Tensions between Belgrade and Pristina have skyrocketed since September 24, when Kosovo police fought off around 30 armed Serb men near the village of Banjska in northern Kosovo who had barricaded themselves in a Serbian Orthodox monastery. Three attackers and a police officer were killed.

These clashes have revived international concerns about the stability of Kosovo, which has a majority Albanian population and declared its independence from Serbia in 2008, following a guerrilla war and a bombing campaign from NATO in 1999 who had chased out Serbian security forces.

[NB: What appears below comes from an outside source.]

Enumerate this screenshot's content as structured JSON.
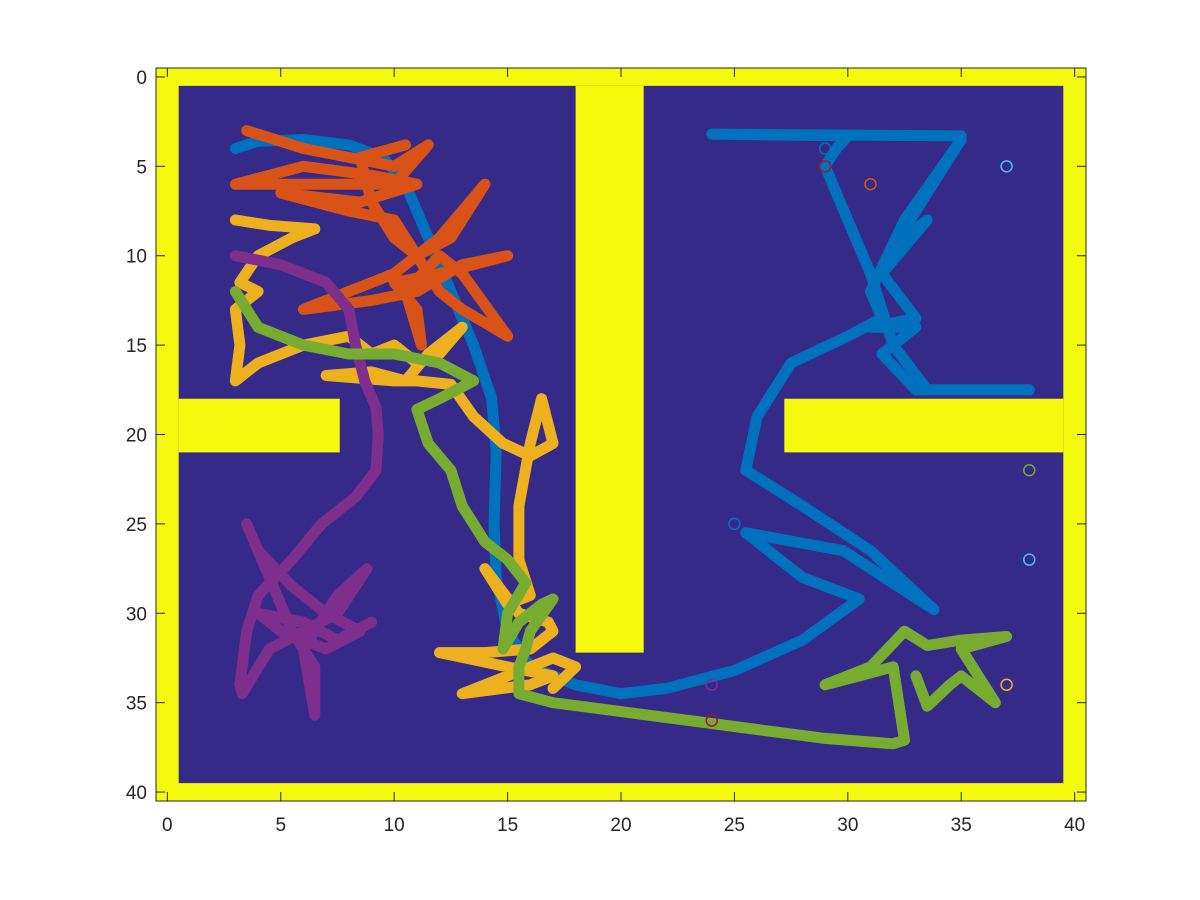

“Serbia had deployed 8,350 troops near the border with Kosovo and has reduced them to 4,500 currently,” Milan Mojsilovic said.

He added that the army’s presence in the so-called land security zone, a 5 kilometer wide strip inside Serbia along the border with Kosovo, had “returned to normal”.

Serbia has not “officially raised the level of preparation” of its army of 22,500 men, added Milan Mojsilovic.

Kosovo on Saturday asked Serbia to withdraw its troops along the border, while the United States said on Friday it was monitoring the Serbian military deployment, calling it destabilizing.

Pristina has accused Serbia of providing financial and logistical support to the group that fought Kosovo police, which Belgrade has denied.

The approximately 50,000 Serbs who live in northern Kosovo do not recognize the institutions of Pristina and consider Belgrade their capital.

NATO, which still has 4,500 soldiers in Kosovo, declared on Friday that it had “authorized additional forces to deal with the current situation”.